Perbedaan Forklift Diesel dan Elektrik Dari sisi Emisi dan Automation
HERRO.CO.ID - Keselamatan tim di area produksi dan pergudangan harus menjadi prioritas utama dalam setiap operasional industri. Namun, pada kenyataannya, masih banyak fasilitas industri yang menggunakan forklift konvensional tanpa mempertimbangkan dampak jangka panjang terhadap keselamatan kerja, efisiensi operasional, dan lingkungan.
Di tengah transformasi industri yang semakin menitikberatkan pada keberlanjutan (sustainability), efisiensi energi, dan otomatisasi, perusahaan mulai meninjau kembali jenis peralatan material handling yang digunakan. Seiring dengan meningkatnya tuntutan produktivitas serta standar keselamatan kerja, pemilihan jenis forklift bukan lagi sekadar keputusan teknis, melainkan keputusan strategis.
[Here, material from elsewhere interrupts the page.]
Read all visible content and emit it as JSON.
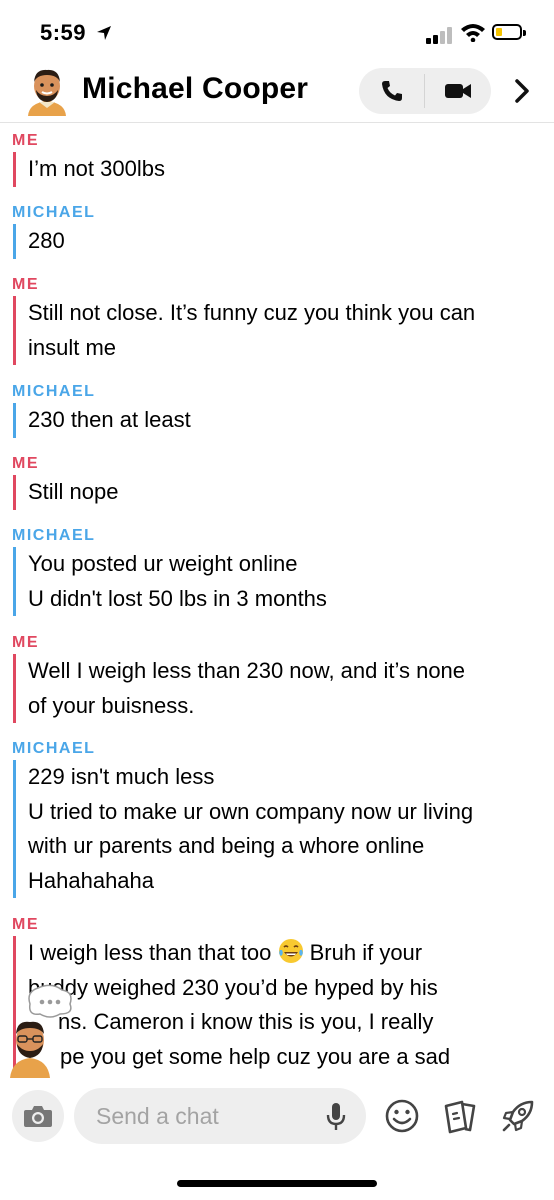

Artikel ini akan membahas perbandingan forklift diesel dan forklift listrik, khususnya dari sisi emisi, keselamatan, dan efisiensi operasional, serta bagaimana forklift automation menjadi solusi masa depan dalam industri modern.
Apa itu Emisi Forklift?
Emisi biasanya tertuju pada produksi karbondioksida. Menurut data IEA(IEA, 2021) Sektor logistik menjadi salah satu sektor penyumbang gas emisi terbesar, terutama dalam penggunaan alat operasional seperti forklift. Emisi forklift adalah partikel gas yang dihasilkan saat forklift berbahan bakar beroperasi. Emisi gas buang yang berlebihan dapat mempengaruhi kualitas udara di area kerja dan berdampak burut pada kesehatan pekerja serta lingkungan sekitar. Oleh karena itu, pengendalian emisi melalui perawatan forklift secara rutin atau beralih ke forklift listrik tanpa emisi karbon menjadi langkah efektif untuk mengurangi jejak karbon perusahaan sekaligus memenuhi standar dan regulasi lingkungan.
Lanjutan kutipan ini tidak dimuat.